Esta edição da Trip é sobre diversidade e eu vou pedir uma intervenção militar. E por que não? A diversidade não existe justamente para que coisas diferentes convivam e possam ser conectadas?
Comecei a pensar nisso no meio do ano, quando vi que o Brasil estava sendo visitado por uma série de personalidades norte-americanas com segundas intenções, daquelas boas, boníssimas, que geralmente asfaltam o caminho do inferno. Dos cações gentis do Google, Larry Page e Sergei Brin, ao lobo em pele de cordeiro do New York Times, Thomas Friedman, muita gente importante veio elogiar o nosso Programa do Álcool. É, o Programa do Álcool. Aquele. Não algum projeto social novo, algum Bolsa-Bebida que o presidente Lula tivesse criado num momento de sinceridade reflexiva. Não. O objeto do súbito interesse internacional é o programa requentado de biocombustível que o Governo Militar criou na década de 1970.
Por razões financeiras e ideológicas, certos personagens da elite americana passaram a ver na garapa destilada um substituto urgente para aquele óleo escuro, sujo e explosivo que vem da terra daquela gente escura, suja e explosiva. Essa visão pode parecer razoável para alguns. Para mim está longe de ser. Claro que prefiro carros rodando a etanol, produzindo menos monóxido e dióxido de carbono. E claro que acho que seu uso deve ser incentivado. Mas que seja através de um ganho de produtividade e não de um aumento impensado da área de plantação. Não bastasse a pressão pela produção de alimentos, para uma população mundial que deve dobrar em 50 anos, a Terra ainda vai ter que aturar a corrida desenfreada por um novo ouro negro, agora verde? Num processo como esse, a biodiversidade amazônica tem tudo para se tornar a vítima fatal.
É simples assim. Se os fazendeiros já destroem vastas áreas de um patrimônio biológico irrecuperável para colocar lá meia dúzia de vacas pingadas, o que acontecerá se a cana-de-açúcar for transformada numa commodity tão valiosa?
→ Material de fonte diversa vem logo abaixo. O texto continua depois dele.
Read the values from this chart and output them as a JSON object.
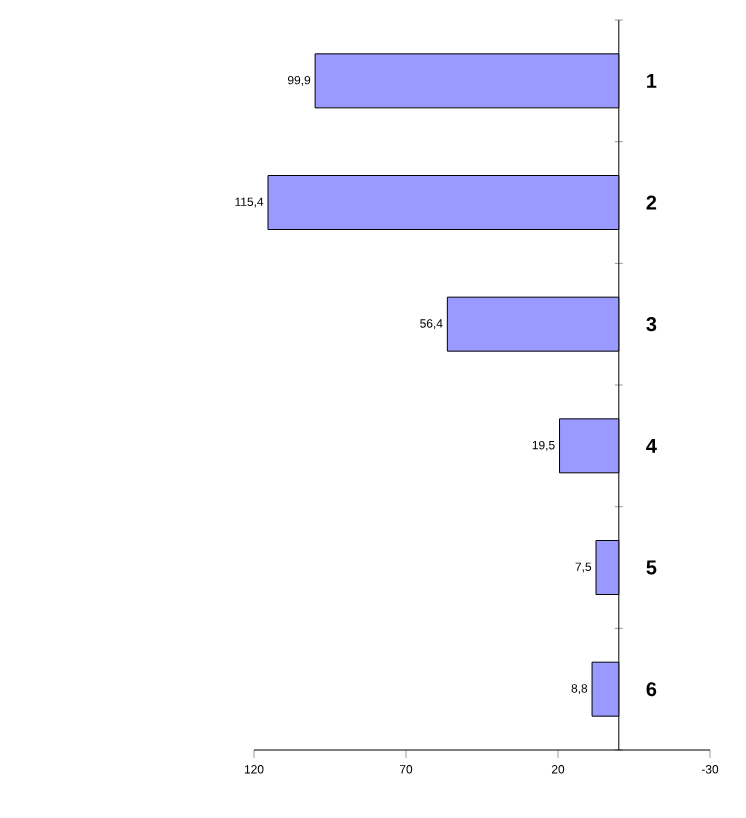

A Amazônia precisa de uma proteção militar mais ampla. Alguns habitués desta coluna podem estranhar minha veemência repentina, mas é melhor entregar a floresta aos cuidados dos nossos militares do que entregá-la ao fogo. É sim uma questão de guerra. A da sobrevivência do planeta. Acreditar que o Ibama, com menos de 200 fiscais, vá conseguir defender a nossa parte é de uma ingenuidade muito perigosa. Se o Brasil não tomar alguma atitude drástica, alguém vai tomar. O controle da devastação é algo para o qual as Forças Armadas estão amplamente habilitadas. É uma atividade campal, muito diferente da intervenção em áreas de alta densidade humana. No fundo, nem sou eu quem está pedindo esta ação emergencial. São os dados. Nos últimos 20 anos, 635 mil m2 de mata, uma área equivalente à França e Espanha, desapareceram. Só no ano passado foram mais 13 mil m2.
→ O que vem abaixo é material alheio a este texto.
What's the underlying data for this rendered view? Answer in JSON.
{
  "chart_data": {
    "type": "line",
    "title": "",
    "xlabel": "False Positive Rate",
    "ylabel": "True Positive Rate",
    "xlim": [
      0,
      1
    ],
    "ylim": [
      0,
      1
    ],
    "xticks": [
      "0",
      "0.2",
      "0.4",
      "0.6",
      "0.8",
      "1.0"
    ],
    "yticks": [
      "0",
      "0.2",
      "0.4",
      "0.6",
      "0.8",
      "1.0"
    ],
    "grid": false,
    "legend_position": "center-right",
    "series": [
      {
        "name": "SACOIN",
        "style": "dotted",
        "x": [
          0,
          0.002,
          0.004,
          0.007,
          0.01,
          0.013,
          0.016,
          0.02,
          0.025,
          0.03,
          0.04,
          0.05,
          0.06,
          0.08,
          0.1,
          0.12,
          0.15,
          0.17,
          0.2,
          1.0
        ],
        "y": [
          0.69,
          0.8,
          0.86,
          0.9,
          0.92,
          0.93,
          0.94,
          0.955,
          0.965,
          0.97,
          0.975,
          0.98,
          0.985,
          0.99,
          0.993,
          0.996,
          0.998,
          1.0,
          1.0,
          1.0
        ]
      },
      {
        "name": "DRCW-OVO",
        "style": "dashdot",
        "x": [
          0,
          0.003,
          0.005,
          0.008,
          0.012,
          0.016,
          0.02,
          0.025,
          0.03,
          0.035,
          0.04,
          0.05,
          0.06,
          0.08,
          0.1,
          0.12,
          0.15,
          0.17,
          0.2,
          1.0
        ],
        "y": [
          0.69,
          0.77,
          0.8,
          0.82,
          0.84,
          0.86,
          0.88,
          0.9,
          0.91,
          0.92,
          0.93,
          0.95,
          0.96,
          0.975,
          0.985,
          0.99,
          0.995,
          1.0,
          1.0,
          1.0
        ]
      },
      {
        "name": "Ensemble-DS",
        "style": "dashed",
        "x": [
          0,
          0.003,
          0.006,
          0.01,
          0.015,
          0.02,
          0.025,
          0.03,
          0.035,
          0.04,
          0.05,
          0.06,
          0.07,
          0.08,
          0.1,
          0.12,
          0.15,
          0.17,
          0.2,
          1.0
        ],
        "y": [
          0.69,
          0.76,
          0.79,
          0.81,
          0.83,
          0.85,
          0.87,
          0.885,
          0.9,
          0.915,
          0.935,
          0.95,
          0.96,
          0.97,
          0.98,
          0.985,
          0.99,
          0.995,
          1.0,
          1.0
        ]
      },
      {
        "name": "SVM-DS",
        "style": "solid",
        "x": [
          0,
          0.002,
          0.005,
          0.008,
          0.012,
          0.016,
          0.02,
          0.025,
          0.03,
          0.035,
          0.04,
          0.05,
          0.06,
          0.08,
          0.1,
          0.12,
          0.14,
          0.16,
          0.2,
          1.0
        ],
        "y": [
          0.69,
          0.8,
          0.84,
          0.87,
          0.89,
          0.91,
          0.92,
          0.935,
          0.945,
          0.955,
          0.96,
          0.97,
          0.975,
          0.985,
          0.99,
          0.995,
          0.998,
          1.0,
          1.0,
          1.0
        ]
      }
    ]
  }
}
A devastação pode até estar um pouco mais lenta, mas está longe de cessar. E, hoje, até um xaxim sabe que a situação global pede ações mais incisivas que há 20 anos. A Amazônia é fundamental para a biodiversidade e o equilíbrio climático. Não há mais tempo para meias medidas ou vergonhas dogmáticas.
DIRETO, VOLVER!
A presença militar seria só uma primeira etapa. A segunda deveria ser um grande esforço diplomático. Para trocar preservação por dinheiro. Também é simples assim. Os serviços ambientais gerados pela biodiversidade mundial não têm preço, mas eles foram estimados em 33 trilhões de dólares anuais por um estudo recente. O Brasil, que tem quase 20% das espécies existentes, precisa tirar parte desse dinheiro da virtualidade. E pode. O país teria como aliado, nas esferas de poder do Primeiro Mundo, os cada vez mais influentes grupos ambientalistas. Felizmente, a consciência ecológica está crescendo na mesma proporção que a destruição. Até as elites econômicas já começam a ter uma idéia mais clara e urgente de quanto vale o futuro do planeta.
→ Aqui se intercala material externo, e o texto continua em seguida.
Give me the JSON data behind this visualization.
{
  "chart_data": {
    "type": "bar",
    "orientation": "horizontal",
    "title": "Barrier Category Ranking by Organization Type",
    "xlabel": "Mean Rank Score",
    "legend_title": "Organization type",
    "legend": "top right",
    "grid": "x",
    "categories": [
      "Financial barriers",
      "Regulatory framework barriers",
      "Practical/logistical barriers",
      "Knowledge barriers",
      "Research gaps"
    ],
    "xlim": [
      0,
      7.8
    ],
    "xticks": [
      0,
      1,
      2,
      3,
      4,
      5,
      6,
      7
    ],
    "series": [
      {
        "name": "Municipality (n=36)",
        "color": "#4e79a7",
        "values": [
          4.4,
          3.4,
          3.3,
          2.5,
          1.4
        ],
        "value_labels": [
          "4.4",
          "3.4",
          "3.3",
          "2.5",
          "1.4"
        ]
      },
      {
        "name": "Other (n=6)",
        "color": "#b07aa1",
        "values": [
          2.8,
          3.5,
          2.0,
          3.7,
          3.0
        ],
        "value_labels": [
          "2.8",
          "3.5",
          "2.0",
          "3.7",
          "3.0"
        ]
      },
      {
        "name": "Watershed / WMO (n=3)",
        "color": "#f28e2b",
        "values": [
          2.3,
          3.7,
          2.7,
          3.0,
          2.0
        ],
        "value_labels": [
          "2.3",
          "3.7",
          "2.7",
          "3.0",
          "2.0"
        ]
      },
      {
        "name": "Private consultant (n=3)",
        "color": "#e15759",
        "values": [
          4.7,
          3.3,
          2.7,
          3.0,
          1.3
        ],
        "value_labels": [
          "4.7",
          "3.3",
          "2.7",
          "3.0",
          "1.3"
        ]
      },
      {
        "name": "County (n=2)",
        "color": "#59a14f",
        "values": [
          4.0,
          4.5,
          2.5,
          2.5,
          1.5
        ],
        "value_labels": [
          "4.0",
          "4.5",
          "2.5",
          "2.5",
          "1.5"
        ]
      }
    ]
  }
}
E a terceira etapa seria a de transformar a Amazônia em um grande centro de pesquisa e produção de biotecnologia. O país já têm grandes empresas nessa área, como a Natura e a Aché. Não precisaríamos nem sair do zero, como nos anos 1950, quando justamente uma parceria entre a sociedade civil e as Forças Armadas criou o ITA, um instituto de tecnologia que forma centenas de engenheiros de classe internacional. E do ITA nasceu a Embraer, terceira maior fabricante de aviões do mundo. Então é isso: se o Brasil conseguiu transformar São José dos Campos num dos principais centros de tecnologia do planeta, o que estamos esperando para fazer de Manaus ou Belém as capitais da biodiversidade?